Testes em homens prostatectomizados
Recentemente, a Biozeus solicitou à Anvisa a aprovação para a fase 2 dos testes, que também serão feitos em Belo Horizonte. Nessa etapa, os ensaios serão em homens prostatectomizados, ou seja, que fizeram cirurgia para retirada da próstata, intervenção que, em grande maioria, leva à disfunção erétil. Em relação à fase 2, Paulo Lacativa afirma que os desenvolvedores querem conhecer “a relação de eficácia da medicação no organismo do paciente”. Nessa etapa, complementa Maria Elena, será testado o potencial do remédio, ao comparar o efeito em indivíduos saudáveis com o gerado nas pessoas prostatectomizadas. 

A pesquisadora explica ainda que, na retirada da próstata, cortam-se vários terminais nervosos. Segundo Paulo Lacativa, em razão do estigma que cerca as questões sexuais, muitos homens optam por protelar a operação, o que prejudica o tratamento de tumores e outras doenças que atingem o órgão. “A medicação, se bem-sucedida, deve, inclusive, favorecer o tratamento do câncer de próstata”, assevera. Na etapa seguinte, a fase 3, os testes serão ampliados e poderão ser feitos em hospitais. Apenas depois disso, o fármaco poderá ser validado como medicamento. 

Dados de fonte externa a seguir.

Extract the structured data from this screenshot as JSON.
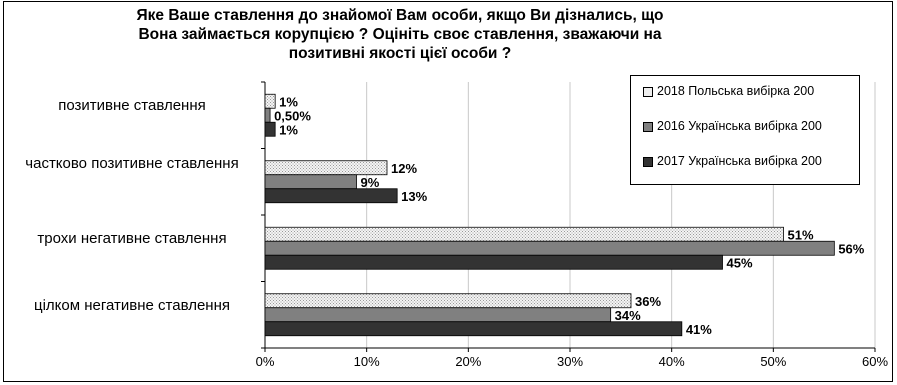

Uso tópico, vantagens e perspectivas
Os pesquisadores destacam ainda as vantagens de um medicamento para uso tópico. “Os testes, até o momento, já demonstraram que o composto funciona com a aplicação de uma quantidade mínima e sem nenhuma toxicidade, já que praticamente não é detectado na corrente sanguínea. A grande vantagem é que a aprovação de medicamentos tópicos costuma ser bem mais rápida, em razão da menor possibilidade de efeitos colaterais adversos. Além disso, o candidato a fármaco já demonstrou que não gera nenhum efeito colateral detectado, mesmo quando injetado em altas doses”, ressalta Maria Elena.

Outro ponto benéfico é a possibilidade de uso por homens que não podem se medicar com as terapias hoje disponíveis. Na etapa preliminar, de testagem em animais, o composto foi utilizado em animais diabéticos, hipertensos e idosos. “Nós aplicamos em animais desses três modelos e observamos recuperação muito boa da função erétil", informa a professora. Há expectativa que o futuro fármaco ocupe uma lacuna hoje deixada pelos medicamentos existentes no mercado.

No estudo de fase 1, também ficou atestada a segurança da aplicação tópica do BZ371A em mulheres. Esse dado abre a possibilidade para o desenvolvimento de uma medicação para o tratamento da disfunção sexual feminina. Segundo Paulo Lacativa, cerca de 40% das mulheres são afetadas por algum tipo de disfunção sexual, e muitas delas não encontram tratamento adequado disponível no mercado. “O aumento do fluxo sanguíneo local e da vascularização foi comprovado em estudos anteriores e pode ser uma oportunidade a ser explorada pela Biozeus em futuro próximo", adianta.